As a way to encourage Chicago residents to fill out the 2020 Census, Mayor Lori Lightfoot this week recruited the Census Cowboy to ride to the 10 communities with the lowest census response rates. Lightfoot compared it to using the Bat-Signal to summon the superhero in the fictional city of Gotham.

"Let's make the Census Cowboy proud," she said.

“This is the perfect time to see what this horse really can do,” Hollingsworth agreed.

The father of four’s mission didn’t start with getting the word out about the census, but at protests where he said some misunderstood his message.  

He admitted to spreading rumors that he stole one his four horses after a now viral video showed him at a protest in downtown Chicago, but he never thought people would take him seriously.

“Everybody stopped, and the attention was on me. [I said] oh man, I think I need to say something,” Hollingsworth said. “All cops aren’t bad cops. All cops aren’t racist. A lot of them tell me they’re a big fan of mine. They love what I’m doing.”

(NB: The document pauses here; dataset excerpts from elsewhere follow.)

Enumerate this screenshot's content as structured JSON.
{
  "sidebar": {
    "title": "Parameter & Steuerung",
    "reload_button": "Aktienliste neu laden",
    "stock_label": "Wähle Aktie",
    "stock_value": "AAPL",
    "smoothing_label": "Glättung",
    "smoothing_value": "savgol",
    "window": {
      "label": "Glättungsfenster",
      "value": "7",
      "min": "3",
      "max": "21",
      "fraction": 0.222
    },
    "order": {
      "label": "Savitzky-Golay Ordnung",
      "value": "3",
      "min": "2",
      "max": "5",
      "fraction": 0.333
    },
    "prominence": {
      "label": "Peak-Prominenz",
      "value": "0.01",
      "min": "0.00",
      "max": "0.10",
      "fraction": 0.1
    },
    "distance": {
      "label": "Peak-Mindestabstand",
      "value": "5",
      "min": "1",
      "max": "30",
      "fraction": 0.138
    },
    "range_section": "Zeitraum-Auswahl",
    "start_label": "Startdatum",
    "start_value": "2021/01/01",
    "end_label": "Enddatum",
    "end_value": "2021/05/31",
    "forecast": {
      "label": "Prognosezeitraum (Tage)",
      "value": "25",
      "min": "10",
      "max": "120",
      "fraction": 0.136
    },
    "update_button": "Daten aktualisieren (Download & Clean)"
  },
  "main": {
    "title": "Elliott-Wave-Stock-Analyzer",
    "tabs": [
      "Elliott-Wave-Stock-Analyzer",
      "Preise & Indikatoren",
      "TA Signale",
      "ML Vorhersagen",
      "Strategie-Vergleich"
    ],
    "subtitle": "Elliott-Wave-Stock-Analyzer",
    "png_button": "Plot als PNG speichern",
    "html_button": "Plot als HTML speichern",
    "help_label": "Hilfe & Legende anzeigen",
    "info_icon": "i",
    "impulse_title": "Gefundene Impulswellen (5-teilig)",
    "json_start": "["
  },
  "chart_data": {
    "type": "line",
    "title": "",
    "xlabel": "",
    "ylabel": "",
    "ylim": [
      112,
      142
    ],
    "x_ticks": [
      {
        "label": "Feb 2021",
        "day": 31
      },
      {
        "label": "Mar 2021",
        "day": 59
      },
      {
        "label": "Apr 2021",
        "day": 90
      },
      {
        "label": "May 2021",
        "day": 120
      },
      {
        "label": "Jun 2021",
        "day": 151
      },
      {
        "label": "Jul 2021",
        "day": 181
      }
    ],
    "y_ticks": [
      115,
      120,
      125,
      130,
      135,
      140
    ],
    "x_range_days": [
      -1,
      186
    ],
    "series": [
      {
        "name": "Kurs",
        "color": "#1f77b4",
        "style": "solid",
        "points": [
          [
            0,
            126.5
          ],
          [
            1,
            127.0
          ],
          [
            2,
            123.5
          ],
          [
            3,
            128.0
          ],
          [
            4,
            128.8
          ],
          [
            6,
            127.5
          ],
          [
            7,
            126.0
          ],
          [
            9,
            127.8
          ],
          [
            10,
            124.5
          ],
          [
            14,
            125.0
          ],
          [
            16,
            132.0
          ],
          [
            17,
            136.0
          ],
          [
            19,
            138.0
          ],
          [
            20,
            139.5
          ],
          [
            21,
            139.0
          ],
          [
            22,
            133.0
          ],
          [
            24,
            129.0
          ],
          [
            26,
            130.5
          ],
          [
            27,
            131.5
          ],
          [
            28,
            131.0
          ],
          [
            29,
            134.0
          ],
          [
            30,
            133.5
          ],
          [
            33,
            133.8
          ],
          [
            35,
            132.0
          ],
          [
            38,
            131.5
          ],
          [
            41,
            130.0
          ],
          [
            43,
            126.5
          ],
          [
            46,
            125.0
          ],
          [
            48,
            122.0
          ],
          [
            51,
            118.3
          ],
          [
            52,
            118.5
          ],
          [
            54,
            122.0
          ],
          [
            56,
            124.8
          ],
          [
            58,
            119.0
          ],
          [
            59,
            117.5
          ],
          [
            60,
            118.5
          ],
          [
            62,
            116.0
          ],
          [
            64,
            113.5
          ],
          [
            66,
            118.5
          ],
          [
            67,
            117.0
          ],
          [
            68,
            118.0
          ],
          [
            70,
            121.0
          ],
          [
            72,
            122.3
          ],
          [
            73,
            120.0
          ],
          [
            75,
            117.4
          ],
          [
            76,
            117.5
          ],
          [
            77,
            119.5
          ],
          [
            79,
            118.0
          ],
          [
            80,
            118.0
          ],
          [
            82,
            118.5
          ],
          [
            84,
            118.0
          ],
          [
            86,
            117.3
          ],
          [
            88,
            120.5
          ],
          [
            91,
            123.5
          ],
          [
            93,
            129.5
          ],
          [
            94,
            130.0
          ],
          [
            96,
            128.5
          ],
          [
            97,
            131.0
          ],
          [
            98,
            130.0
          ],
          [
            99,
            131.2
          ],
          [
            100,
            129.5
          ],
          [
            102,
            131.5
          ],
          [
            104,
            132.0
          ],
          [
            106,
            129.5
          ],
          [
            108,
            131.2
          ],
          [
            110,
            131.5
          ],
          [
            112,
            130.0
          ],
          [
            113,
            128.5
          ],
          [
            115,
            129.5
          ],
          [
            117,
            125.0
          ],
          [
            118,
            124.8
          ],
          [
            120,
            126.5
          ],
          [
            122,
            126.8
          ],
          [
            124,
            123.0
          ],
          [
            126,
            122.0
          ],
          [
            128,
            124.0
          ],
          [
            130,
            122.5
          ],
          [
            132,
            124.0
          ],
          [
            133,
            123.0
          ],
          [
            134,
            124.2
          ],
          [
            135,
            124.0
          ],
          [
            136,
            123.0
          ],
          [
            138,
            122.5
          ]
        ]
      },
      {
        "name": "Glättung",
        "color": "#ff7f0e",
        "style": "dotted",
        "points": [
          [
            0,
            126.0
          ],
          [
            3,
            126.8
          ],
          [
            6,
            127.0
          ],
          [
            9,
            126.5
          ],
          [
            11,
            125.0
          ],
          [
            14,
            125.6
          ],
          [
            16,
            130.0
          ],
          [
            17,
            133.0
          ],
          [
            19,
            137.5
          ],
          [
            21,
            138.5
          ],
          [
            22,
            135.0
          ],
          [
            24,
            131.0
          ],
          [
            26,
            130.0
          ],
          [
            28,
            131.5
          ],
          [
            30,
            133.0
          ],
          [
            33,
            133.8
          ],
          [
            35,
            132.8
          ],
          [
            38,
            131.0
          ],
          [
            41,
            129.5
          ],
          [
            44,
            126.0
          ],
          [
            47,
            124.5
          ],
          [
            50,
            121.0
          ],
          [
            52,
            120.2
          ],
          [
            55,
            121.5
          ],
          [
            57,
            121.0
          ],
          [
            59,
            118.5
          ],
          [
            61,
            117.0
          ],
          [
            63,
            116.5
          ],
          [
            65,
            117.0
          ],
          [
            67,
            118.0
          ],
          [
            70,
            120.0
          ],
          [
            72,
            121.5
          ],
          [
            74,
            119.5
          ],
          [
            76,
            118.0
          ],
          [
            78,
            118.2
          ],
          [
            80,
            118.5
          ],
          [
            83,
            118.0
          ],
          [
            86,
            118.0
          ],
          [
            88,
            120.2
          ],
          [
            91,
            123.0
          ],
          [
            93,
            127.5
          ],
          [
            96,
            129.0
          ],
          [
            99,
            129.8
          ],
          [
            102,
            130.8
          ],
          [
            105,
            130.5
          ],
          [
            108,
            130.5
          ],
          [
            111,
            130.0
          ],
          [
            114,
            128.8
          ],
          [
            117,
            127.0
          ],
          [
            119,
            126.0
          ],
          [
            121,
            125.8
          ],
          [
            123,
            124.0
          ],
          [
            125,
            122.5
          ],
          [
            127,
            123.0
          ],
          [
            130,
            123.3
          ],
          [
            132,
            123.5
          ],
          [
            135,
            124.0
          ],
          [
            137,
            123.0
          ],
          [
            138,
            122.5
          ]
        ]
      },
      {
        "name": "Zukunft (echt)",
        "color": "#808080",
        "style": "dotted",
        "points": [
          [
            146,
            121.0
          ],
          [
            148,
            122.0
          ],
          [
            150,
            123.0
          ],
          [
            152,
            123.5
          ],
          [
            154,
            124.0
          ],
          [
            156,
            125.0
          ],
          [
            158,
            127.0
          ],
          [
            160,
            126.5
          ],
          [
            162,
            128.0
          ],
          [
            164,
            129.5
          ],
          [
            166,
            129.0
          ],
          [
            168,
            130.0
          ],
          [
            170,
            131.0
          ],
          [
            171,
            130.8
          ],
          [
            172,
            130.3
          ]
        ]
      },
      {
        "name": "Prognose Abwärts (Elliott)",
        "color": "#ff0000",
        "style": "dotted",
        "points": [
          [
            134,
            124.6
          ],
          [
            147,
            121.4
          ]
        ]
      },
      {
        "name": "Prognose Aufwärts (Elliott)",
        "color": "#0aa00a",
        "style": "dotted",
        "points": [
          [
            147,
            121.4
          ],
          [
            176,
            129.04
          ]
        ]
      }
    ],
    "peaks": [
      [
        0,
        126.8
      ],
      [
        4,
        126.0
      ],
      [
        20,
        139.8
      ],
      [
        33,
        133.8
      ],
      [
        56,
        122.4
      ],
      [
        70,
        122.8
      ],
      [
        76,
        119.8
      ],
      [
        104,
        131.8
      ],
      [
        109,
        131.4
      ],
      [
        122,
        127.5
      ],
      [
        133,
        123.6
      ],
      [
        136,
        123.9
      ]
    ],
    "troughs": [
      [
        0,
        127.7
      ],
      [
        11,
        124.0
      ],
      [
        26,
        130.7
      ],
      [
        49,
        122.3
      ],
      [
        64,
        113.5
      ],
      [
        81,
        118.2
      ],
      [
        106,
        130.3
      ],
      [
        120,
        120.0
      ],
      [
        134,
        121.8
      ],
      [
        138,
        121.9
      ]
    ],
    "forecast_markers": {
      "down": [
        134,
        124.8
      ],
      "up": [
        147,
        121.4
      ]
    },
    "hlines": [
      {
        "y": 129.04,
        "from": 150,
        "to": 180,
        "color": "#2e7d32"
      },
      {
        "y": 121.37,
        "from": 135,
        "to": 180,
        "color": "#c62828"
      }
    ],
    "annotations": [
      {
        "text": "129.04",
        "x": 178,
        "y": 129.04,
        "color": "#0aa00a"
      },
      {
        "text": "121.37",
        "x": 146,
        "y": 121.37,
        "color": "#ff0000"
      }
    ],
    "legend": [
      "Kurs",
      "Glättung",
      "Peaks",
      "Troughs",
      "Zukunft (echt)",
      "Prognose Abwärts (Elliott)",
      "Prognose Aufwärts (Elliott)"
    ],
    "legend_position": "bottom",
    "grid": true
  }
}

Born and raised in Chicago's Woodlawn neighborhood, the 33-year-old Hollingsworth said he considers himself a peacekeeper.

His love for horses started when his uncle sold him his first horse a few years ago.

He now owns four horses, but at one point he said he owned nine.

Hollingsworth said horses have changed his life and helped his mental health. His goal is to spread that passion to others. He rides to spread hope on horseback.

“We need to focus on unity,” Hollingsworth said. “If we don’t have unity, we don’t have nothing.”

The census is conducted every 10 years to help determine how many congressional seats each state gets and the distribution of $1.5 trillion in federal spending, including funding for libraries, schools, senior facilities and other government entities.